Could someone please show the steps of differentiating the quadratic function of following form $x'Ωx$ where $Ω$ = variance covariance matrix and $x'$= vector of shares and $x$ = total portfolio of shares.
I know that the answer is $2Ωx$ but I am not quite sure why that is? On a side note does inversing the function $γΩx^*$ lead to an isolation of $x^*$? and why?
The covariance matrix is symmetric so that $\Omega_{ij}=\Omega_{ji}$.

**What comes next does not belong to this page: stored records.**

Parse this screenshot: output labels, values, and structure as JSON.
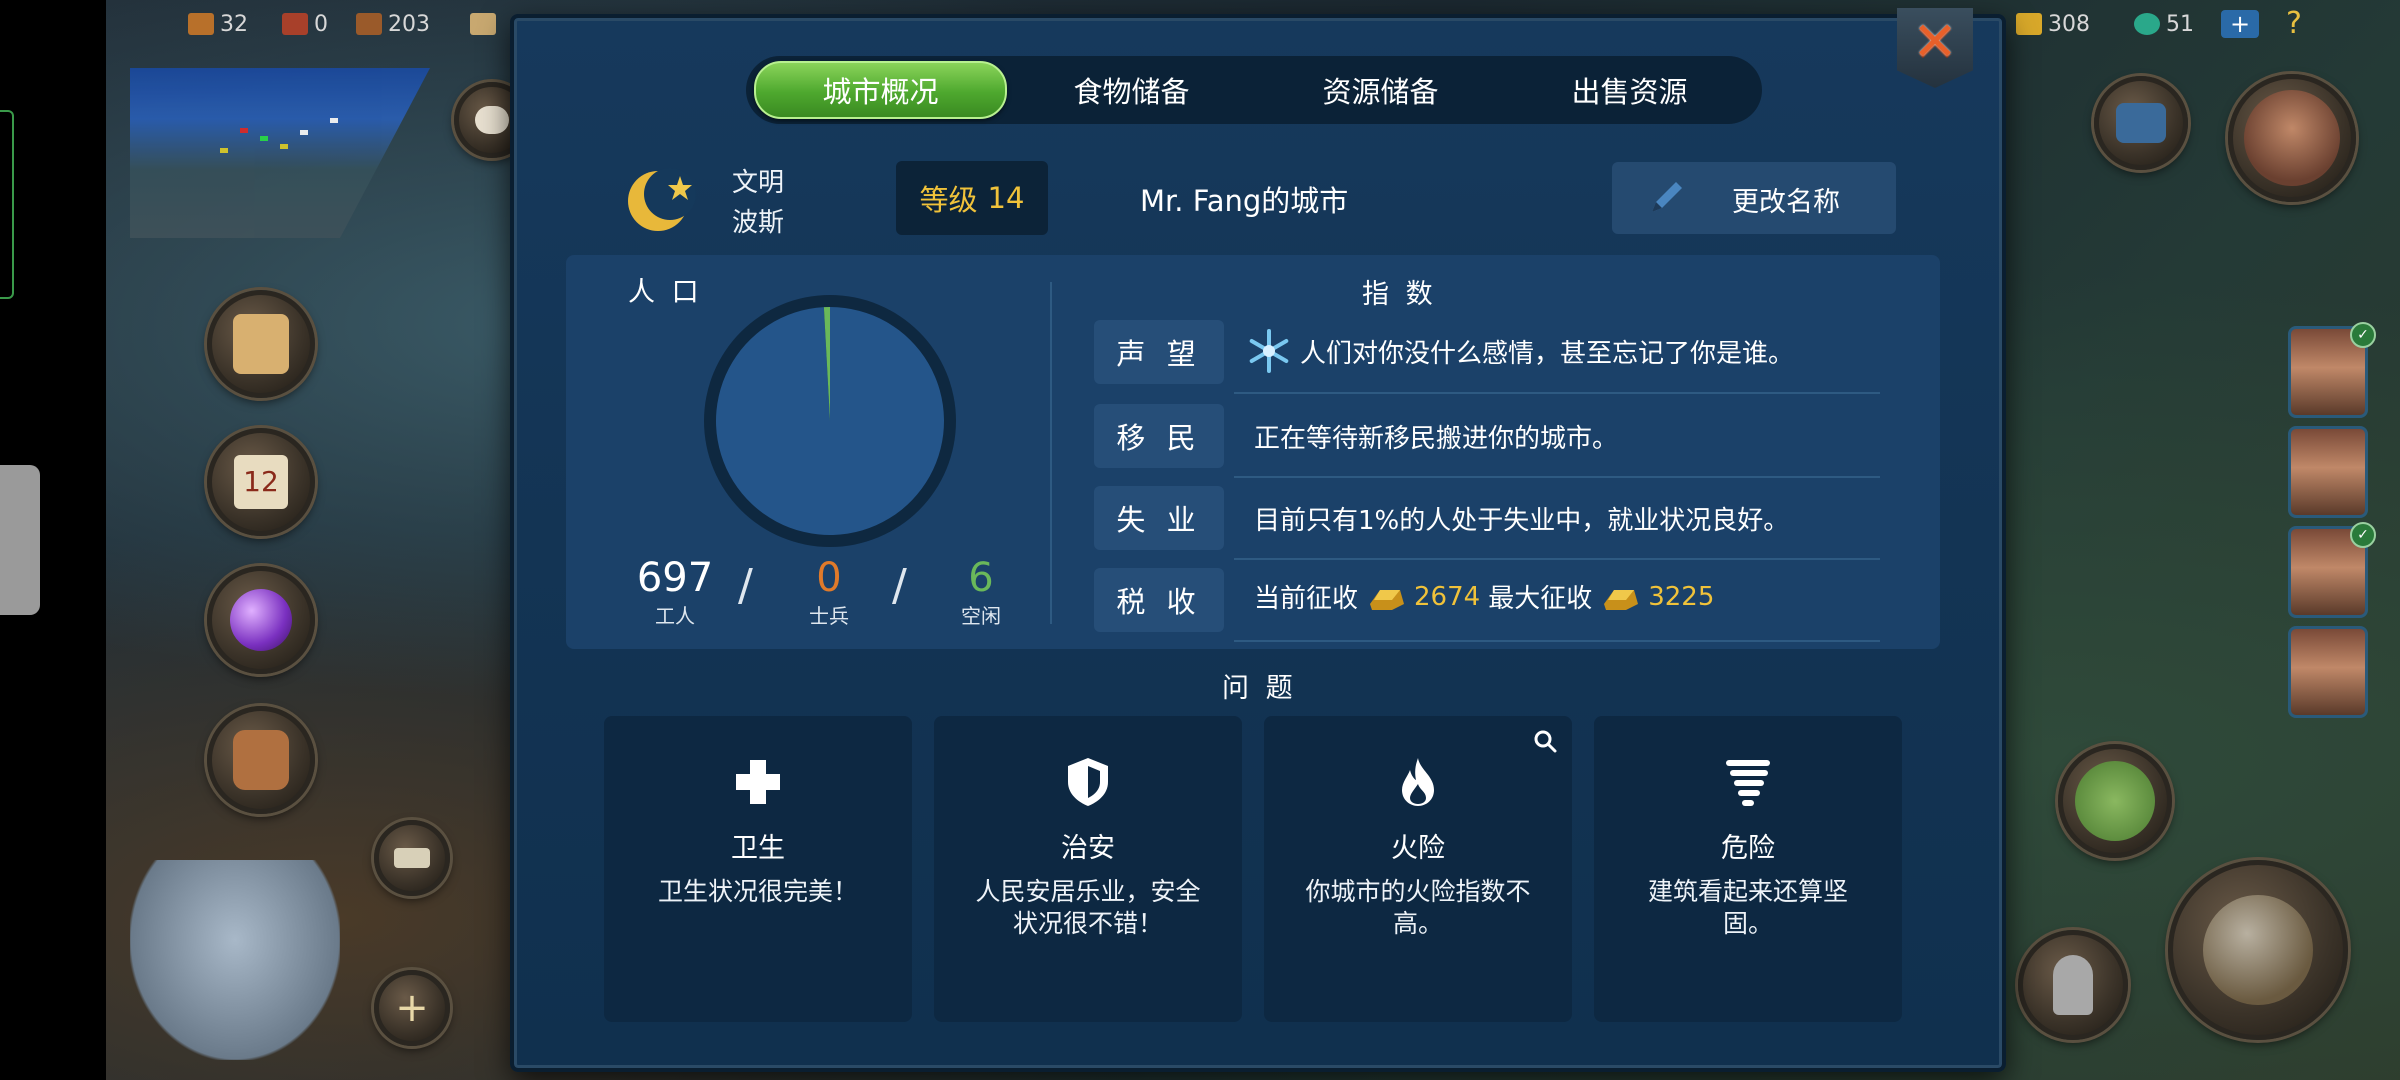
{
  "resources_left": [
    {
      "name": "wood",
      "value": "32",
      "color": "#b8702a"
    },
    {
      "name": "brick",
      "value": "0",
      "color": "#a8402a"
    },
    {
      "name": "lumber",
      "value": "203",
      "color": "#9a5a2a"
    }
  ],
  "resources_right": [
    {
      "name": "gold",
      "value": "308",
      "color": "#d8a82a"
    },
    {
      "name": "gem",
      "value": "51",
      "color": "#2aa88a"
    }
  ],
  "tabs": [
    {
      "label": "城市概况",
      "active": true
    },
    {
      "label": "食物储备",
      "active": false
    },
    {
      "label": "资源储备",
      "active": false
    },
    {
      "label": "出售资源",
      "active": false
    }
  ],
  "header": {
    "civ_label": "文明",
    "civ_name": "波斯",
    "level_label": "等级",
    "level_value": "14",
    "city_name": "Mr. Fang的城市",
    "rename_label": "更改名称"
  },
  "population": {
    "title": "人 口",
    "workers_value": "697",
    "workers_label": "工人",
    "soldiers_value": "0",
    "soldiers_label": "士兵",
    "idle_value": "6",
    "idle_label": "空闲",
    "colors": {
      "workers": "#24558a",
      "soldiers": "#e07a2a",
      "idle": "#6ab85a"
    }
  },
  "chart_data": {
    "type": "pie",
    "labels": [
      "工人",
      "士兵",
      "空闲"
    ],
    "values": [
      697,
      0,
      6
    ],
    "colors": [
      "#24558a",
      "#e07a2a",
      "#6ab85a"
    ]
  },
  "indices": {
    "title": "指 数",
    "rows": [
      {
        "key": "声 望",
        "text": "人们对你没什么感情，甚至忘记了你是谁。",
        "icon": "snowflake-icon"
      },
      {
        "key": "移 民",
        "text": "正在等待新移民搬进你的城市。"
      },
      {
        "key": "失 业",
        "text": "目前只有1%的人处于失业中，就业状况良好。"
      },
      {
        "key": "税 收",
        "current_label": "当前征收",
        "current_value": "2674",
        "max_label": "最大征收",
        "max_value": "3225"
      }
    ]
  },
  "problems": {
    "title": "问 题",
    "cards": [
      {
        "title": "卫生",
        "text": "卫生状况很完美！",
        "icon": "health-cross-icon"
      },
      {
        "title": "治安",
        "text": "人民安居乐业，安全状况很不错！",
        "icon": "shield-icon"
      },
      {
        "title": "火险",
        "text": "你城市的火险指数不高。",
        "icon": "flame-icon"
      },
      {
        "title": "危险",
        "text": "建筑看起来还算坚固。",
        "icon": "tornado-icon"
      }
    ]
  }
}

Now, write $x'\Omega x=\sum_{i,j}x_i \Omega_{ij}x_j$ and differentiate with respect to $x_k$. Then, we have
$$\begin{align} \frac{\partial (\sum_{i,j}x_i\Omega_{ij}x_j) }{\partial_k}&=\sum_{i,j}\frac{\partial (x_i\Omega_{ij}x_j) }{\partial_k} \tag 1\\ &=\sum_{i,j}\left(\delta_{ik}\Omega_{ij}x_j+x_i\Omega_{ij}\delta_{jk}\right)\tag 2\\ &=\sum_{j}\Omega_{kj}x_j+\sum_{i}\Omega_{ik}x_i \tag 3\\ &=\sum_{j}\Omega_{kj}x_j+\sum_{i}\Omega_{ki}x_i \tag 4\\ &=2\sum_{i}\Omega_{ki}x_i \tag 5 \end{align}$$
$(1)$ Interchange the summation and partial derivative
$(2)$ Use the fact that $\partial_m (x_n) = \delta_{mn}$ where $\delta_{mn}$ is the Knonecker Delta.
$(3)$ Exploit the "sifting" property of the Knonecker Delta.
$(4)$ Use the symmetry property of the covariance matrix.
$(5)$ Change dummy index from $j$ to $i$ on the first sum and combine with the second sum.